Eagle Scouts

Eagle Scout is the highest rank attainable in Scouting. Achieved by less than five out of every 100 Boy Scouts, it is a milestone of of accomplishment — perhaps without equal — that is recognized across the country and around the world. Men who have earned the Eagle Scout rank count it among their most treasured possessions. “Eagle Scout” is not just an award; it is a state of being. Those who earned it as boys continue to earn it every day as men.

There are extensive requirements for the rank, including active participation in your troop as a Life Scout for at least six months, demonstration of the Scout Spirit by living the Scout Oath and Scout Law; earning at least 21 merit badges including 13 required badges; service in your unit as a Life Scout in a position of responsibility for at least six months; leadership in a service project for a school, religious institution, or your community; and participation in a Scoutmaster conference while a Life Scout.

Additional recognition can be earned through EAGLE PALMS, awarded for completing additional leadership and merit badge requirements. To earn a Palm, you must be active in your unit for at least three months since becoming an Eagle Scout or earning your last palm and earn five additional merit badges. The BRONZE PALM represents five merit badges beyond the Eagle rank, the GOLD PALM 10, and the SILVER PALM 15.

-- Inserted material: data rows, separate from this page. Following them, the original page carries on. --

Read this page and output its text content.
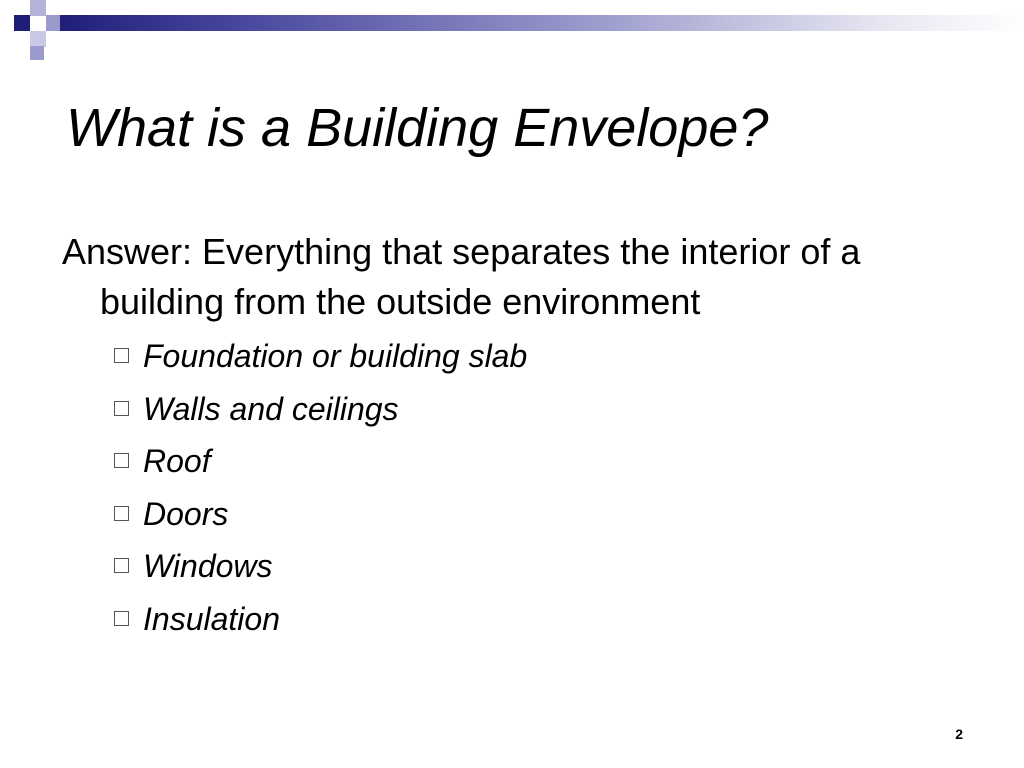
What is a Building Envelope?

Answer: Everything that separates the interior of a building from the outside environment

Foundation or building slab
Walls and ceilings
Roof
Doors
Windows
Insulation
2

eagle scout at council headquarters

“When I first started scouting I thought it was just boys telling scary stories and roasting marshmallows. My first day of scouting I realized that it was significantly more than the movies portray it to be. Scouting has instilled in me values such as leadership, visceral thinking and commitment that I will forever use not only in my day to day life but also in raising my future kids. Scouting has also given me memories and friendships that are truly once in a lifetime opportunities that I will never forget or trade for anything.” — N. Victor Nwadike, Eagle Scout Troop 119, Sevierville, TN

Boards of Review

After completing the requirements for any rank, Scouts must appear before a Board of Review that determines whether the quality of their experience is sufficient for the new rank. For the Eagle rank, these Boards are organized at the district level, rather than the unit level.

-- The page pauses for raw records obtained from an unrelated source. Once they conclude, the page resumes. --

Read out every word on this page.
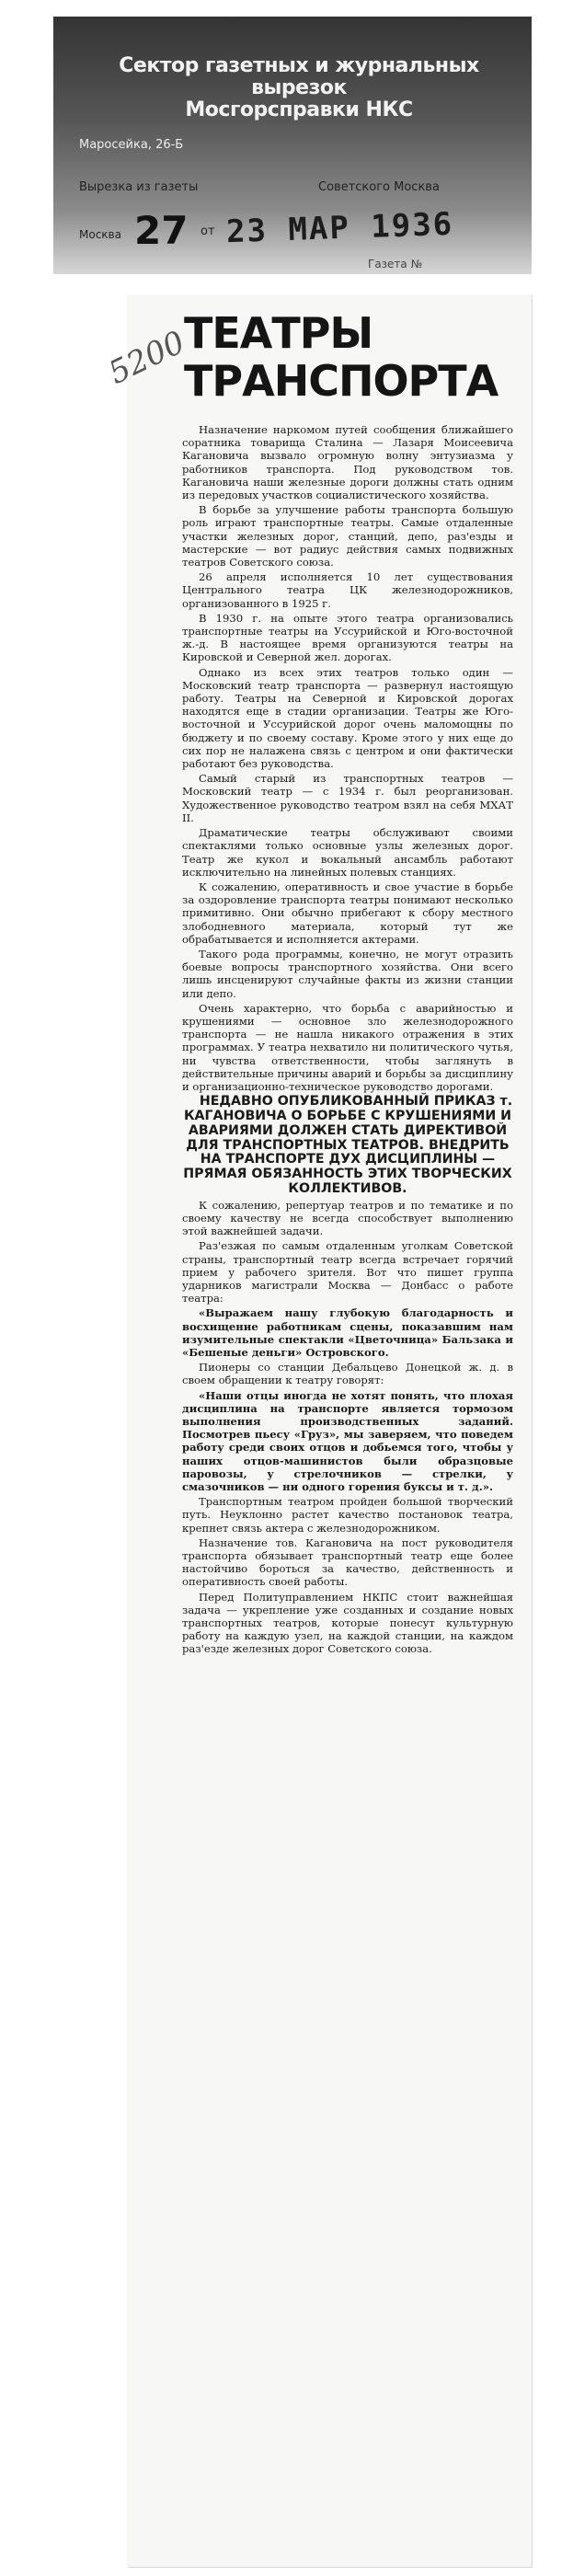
Сектор газетных и журнальных вырезок
Мосгорсправки НКС
Маросейка, 26-Б
Вырезка из газеты	Советского Москва
Москва 27 от 23 МАР 1936
Газета №
5200
ТЕАТРЫ
ТРАНСПОРТА

Назначение наркомом путей сообщения ближайшего соратника товарища Сталина — Лазаря Моисеевича Кагановича вызвало огромную волну энтузиазма у работников транспорта. Под руководством тов. Кагановича наши железные дороги должны стать одним из передовых участков социалистического хозяйства.

В борьбе за улучшение работы транспорта большую роль играют транспортные театры. Самые отдаленные участки железных дорог, станций, депо, раз'езды и мастерские — вот радиус действия самых подвижных театров Советского союза.

26 апреля исполняется 10 лет существования Центрального театра ЦК железнодорожников, организованного в 1925 г.

В 1930 г. на опыте этого театра организовались транспортные театры на Уссурийской и Юго-восточной ж.-д. В настоящее время организуются театры на Кировской и Северной жел. дорогах.

Однако из всех этих театров только один — Московский театр транспорта — развернул настоящую работу. Театры на Северной и Кировской дорогах находятся еще в стадии организации. Театры же Юго-восточной и Уссурийской дорог очень маломощны по бюджету и по своему составу. Кроме этого у них еще до сих пор не налажена связь с центром и они фактически работают без руководства.

Самый старый из транспортных театров — Московский театр — с 1934 г. был реорганизован. Художественное руководство театром взял на себя МХАТ II.

Драматические театры обслуживают своими спектаклями только основные узлы железных дорог. Театр же кукол и вокальный ансамбль работают исключительно на линейных полевых станциях.

К сожалению, оперативность и свое участие в борьбе за оздоровление транспорта театры понимают несколько примитивно. Они обычно прибегают к сбору местного злободневного материала, который тут же обрабатывается и исполняется актерами.

Такого рода программы, конечно, не могут отразить боевые вопросы транспортного хозяйства. Они всего лишь инсценируют случайные факты из жизни станции или депо.

Очень характерно, что борьба с аварийностью и крушениями — основное зло железнодорожного транспорта — не нашла никакого отражения в этих программах. У театра нехватило ни политического чутья, ни чувства ответственности, чтобы заглянуть в действительные причины аварий и борьбы за дисциплину и организационно-техническое руководство дорогами.

НЕДАВНО ОПУБЛИКОВАННЫЙ ПРИКАЗ т. КАГАНОВИЧА О БОРЬБЕ С КРУШЕНИЯМИ И АВАРИЯМИ ДОЛЖЕН СТАТЬ ДИРЕКТИВОЙ ДЛЯ ТРАНСПОРТНЫХ ТЕАТРОВ. ВНЕДРИТЬ НА ТРАНСПОРТЕ ДУХ ДИСЦИПЛИНЫ — ПРЯМАЯ ОБЯЗАННОСТЬ ЭТИХ ТВОРЧЕСКИХ КОЛЛЕКТИВОВ.

К сожалению, репертуар театров и по тематике и по своему качеству не всегда способствует выполнению этой важнейшей задачи.

Раз'езжая по самым отдаленным уголкам Советской страны, транспортный театр всегда встречает горячий прием у рабочего зрителя. Вот что пишет группа ударников магистрали Москва — Донбасс о работе театра:

«Выражаем нашу глубокую благодарность и восхищение работникам сцены, показавшим нам изумительные спектакли «Цветочница» Бальзака и «Бешеные деньги» Островского.

Пионеры со станции Дебальцево Донецкой ж. д. в своем обращении к театру говорят:

«Наши отцы иногда не хотят понять, что плохая дисциплина на транспорте является тормозом выполнения производственных заданий. Посмотрев пьесу «Груз», мы заверяем, что поведем работу среди своих отцов и добьемся того, чтобы у наших отцов-машинистов были образцовые паровозы, у стрелочников — стрелки, у смазочников — ни одного горения буксы и т. д.».

Транспортным театром пройден большой творческий путь. Неуклонно растет качество постановок театра, крепнет связь актера с железнодорожником.

Назначение тов. Кагановича на пост руководителя транспорта обязывает транспортный театр еще более настойчиво бороться за качество, действенность и оперативность своей работы.

Перед Политуправлением НКПС стоит важнейшая задача — укрепление уже созданных и создание новых транспортных театров, которые понесут культурную работу на каждую узел, на каждой станции, на каждом раз'езде железных дорог Советского союза.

Eagle Scout Boards of Review are composed of three to six members, all at least 21 years old, and all with an understanding of the Eagle rank. Sessions typically last a minimum of 30 minutes and are often held in more formal locations than those used for other ranks.

Eagle Scout College Scholarships

The National Eagle Scout Association (NESA) offers two types of scholarships to Eagle Scouts:

Academic scholarships

Academic scholarships are based on school and Scouting participation, academic performance, and financial need. Applicants must score a minimum 1800 SAT (if taken before January, 2016), 1290 (if taken after March, 2016), or 28 ACT to apply.

These include a varying number of NESA scholarships and a varying number of Mabel and Lawrence S. Cooke scholarships. The Mabel and Lawrence S. Cooke scholarships are awarded annually and include four $25,000 scholarships (payable at $6,250 per year) and one $48,000 scholarship (up to $12,000 payable for four years), plus a varying number of others.

NESA offers an additional academic scholarship called the $50,000 NESA STEM scholarship (up to $12,500 payable for four years) to an applicant who plans to major in a science, technology, engineering, or math field.

NESA academic scholarship applicants must be Eagle Scouts applying during their senior year of high school. Exception: Scouts whose Eagle Scout boards of review are held after October 31 of their senior year may apply during the next scholarship cycle in the following year even though they may be in college by this time. Winners may receive a scholarship one time only.

Scholarship committees are formed each year in each of the four BSA regions (Northeast, Southern, Central, and Western) to recommend recipients of these scholarships, with the final determination made by the national NESA Scholarship Committee.

Merit scholarships

The second type of Eagle Scout scholarships, merit scholarships, are based on school and Scouting participation, and community service. These awards include the $2,000 and $4,000 Bailey scholarships, the $2,500 Robert and Rebecca Palmer scholarships, and the $5,000 Hall/McElwain merit scholarships. Each BSA region reviews applications and awards a varying number of these scholarships to local Scouts.

NESA merit scholarship applicants must be Eagle Scouts graduating high school or undergraduate college students no farther than completion of the junior year. Recipients may receive the scholarship one time only.

Over 5,000 NESA scholarship applications are received annually, and fewer than 200 are awarded, so the competition is stiff. Plans are being formulated to greatly increase the amount of funds available to award NESA Eagle Scout scholarships throughout future years.

RESOURCES

Your Scoutmaster can help guide you through the application process for the Eagle Scout rank. The following resources will also be helpful.

Eagle Scout Rank Application

Eagle Scout Service Project Workbook

Eagle Scout Service Project Fundraising Application

Combined Fry Scholarship Letter & Application

Eagle Scholarship information

Larry Fleming Scholarship Letter & Application

Please note that alternative requirements are available for Scouts with mental or physical disabilities that prevent them from earning the required merit badges. In order to qualify for alternative merit badge requirements, you must complete the Application for Alternative Eagle Scout Rank.